Nate Miller

No. 55, 78
- Position: Offensive guard

Personal information
- Born: October 8, 1971 (age 54) Tuscaloosa, Alabama, U.S.
- Listed height: 6 ft 3 in (1.91 m)
- Listed weight: 310 lb (141 kg)

Career information
- High school: Tuscaloosa (AL) Central
- College: LSU

Career history
- Atlanta Falcons (1995–1998); Frankfurt Galaxy (1997); New York Giants (1998); Los Angeles Xtreme (2001);
- Stats at Pro Football Reference

= Nate Miller (offensive lineman) =

American football player (born 1971)

Nathan Udell Miller (born October 8, 1971) is an American former professional football offensive guard who played three seasons with the Atlanta Falcons and one season with the New York Giants of the National Football League (NFL).

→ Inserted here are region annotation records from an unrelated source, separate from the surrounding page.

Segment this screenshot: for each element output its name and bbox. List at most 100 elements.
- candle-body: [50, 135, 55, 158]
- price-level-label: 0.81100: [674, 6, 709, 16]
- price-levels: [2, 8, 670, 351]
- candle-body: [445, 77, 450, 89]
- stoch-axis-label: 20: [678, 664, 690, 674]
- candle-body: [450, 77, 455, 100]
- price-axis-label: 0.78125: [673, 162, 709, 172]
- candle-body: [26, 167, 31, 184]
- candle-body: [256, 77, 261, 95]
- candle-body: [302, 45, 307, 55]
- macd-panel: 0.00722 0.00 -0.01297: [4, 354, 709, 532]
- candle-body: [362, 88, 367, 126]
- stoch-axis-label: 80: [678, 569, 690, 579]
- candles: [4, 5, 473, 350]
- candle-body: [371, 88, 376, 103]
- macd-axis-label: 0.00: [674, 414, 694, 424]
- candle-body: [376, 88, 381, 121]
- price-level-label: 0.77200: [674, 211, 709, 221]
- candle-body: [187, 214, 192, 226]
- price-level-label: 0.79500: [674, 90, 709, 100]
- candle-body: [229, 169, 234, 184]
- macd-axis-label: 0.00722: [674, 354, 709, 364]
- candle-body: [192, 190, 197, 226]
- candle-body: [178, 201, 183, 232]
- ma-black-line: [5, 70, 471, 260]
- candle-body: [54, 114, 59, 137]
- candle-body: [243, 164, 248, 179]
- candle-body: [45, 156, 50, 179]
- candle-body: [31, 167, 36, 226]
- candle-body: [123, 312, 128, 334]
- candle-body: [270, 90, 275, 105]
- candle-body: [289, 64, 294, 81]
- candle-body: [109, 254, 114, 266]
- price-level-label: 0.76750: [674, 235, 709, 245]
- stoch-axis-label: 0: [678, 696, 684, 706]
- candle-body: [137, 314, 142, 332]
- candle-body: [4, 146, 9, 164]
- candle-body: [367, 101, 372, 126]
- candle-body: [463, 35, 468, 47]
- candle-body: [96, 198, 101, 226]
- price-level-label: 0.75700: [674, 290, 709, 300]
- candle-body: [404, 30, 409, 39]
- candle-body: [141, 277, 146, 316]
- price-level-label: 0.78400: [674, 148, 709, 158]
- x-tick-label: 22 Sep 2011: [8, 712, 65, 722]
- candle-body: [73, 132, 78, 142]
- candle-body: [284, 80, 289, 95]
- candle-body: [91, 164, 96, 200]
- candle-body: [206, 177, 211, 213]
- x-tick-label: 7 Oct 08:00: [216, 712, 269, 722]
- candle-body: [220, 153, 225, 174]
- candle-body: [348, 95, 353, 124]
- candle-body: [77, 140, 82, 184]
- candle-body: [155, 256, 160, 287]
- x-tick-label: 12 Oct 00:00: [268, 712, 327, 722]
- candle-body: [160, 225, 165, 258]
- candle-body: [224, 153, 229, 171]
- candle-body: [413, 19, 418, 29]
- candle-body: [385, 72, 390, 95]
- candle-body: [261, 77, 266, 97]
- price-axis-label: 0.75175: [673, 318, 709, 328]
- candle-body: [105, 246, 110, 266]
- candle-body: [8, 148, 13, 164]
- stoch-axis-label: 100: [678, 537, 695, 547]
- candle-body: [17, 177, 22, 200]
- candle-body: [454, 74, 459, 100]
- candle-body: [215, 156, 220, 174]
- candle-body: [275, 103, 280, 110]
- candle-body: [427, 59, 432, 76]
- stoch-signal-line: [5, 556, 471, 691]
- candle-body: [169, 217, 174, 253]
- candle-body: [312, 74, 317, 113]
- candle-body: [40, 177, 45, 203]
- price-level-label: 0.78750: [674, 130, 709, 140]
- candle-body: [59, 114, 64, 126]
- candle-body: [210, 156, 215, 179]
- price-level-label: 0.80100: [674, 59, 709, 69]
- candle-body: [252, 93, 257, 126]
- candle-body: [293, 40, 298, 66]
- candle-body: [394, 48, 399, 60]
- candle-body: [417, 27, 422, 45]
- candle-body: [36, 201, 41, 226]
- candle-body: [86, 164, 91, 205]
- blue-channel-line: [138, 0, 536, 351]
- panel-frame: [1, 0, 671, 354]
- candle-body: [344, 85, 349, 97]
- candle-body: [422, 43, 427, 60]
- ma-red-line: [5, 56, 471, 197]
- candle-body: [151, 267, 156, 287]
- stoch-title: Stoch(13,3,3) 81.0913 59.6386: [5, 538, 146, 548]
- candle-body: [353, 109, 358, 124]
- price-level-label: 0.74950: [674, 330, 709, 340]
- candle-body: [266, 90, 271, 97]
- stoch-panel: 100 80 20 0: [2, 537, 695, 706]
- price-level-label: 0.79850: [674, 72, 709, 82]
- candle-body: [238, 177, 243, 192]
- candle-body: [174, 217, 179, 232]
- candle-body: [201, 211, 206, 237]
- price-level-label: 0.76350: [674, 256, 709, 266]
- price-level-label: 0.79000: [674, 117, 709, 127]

He played college football at Louisiana State University. He was also a member of the Frankfurt Galaxy, New York Giants and Los Angeles Xtreme.

==Early life==
Miller attended Central High School in Tuscaloosa, Alabama.

==College career==
Miller played four years for the LSU Tigers, starting 29 of 37 games. He recorded 101 tackles, two forced fumbles, 11 tackles for loss, and two sacks in his college career.

==Professional career==
Miller was a member of the NFL's Atlanta Falcons from 1995 to 1998. He played in 13 games for the Falcons in 1997. He played for the Frankfurt Galaxy of the World League of American Football during the 1997 season. Miller was a member of the New York Giants of the NFL from 1998 to 1999. He was released by the Giants prior to the start of the 1999 season. He played for the Los Angeles Xtreme of the XFL in 2001.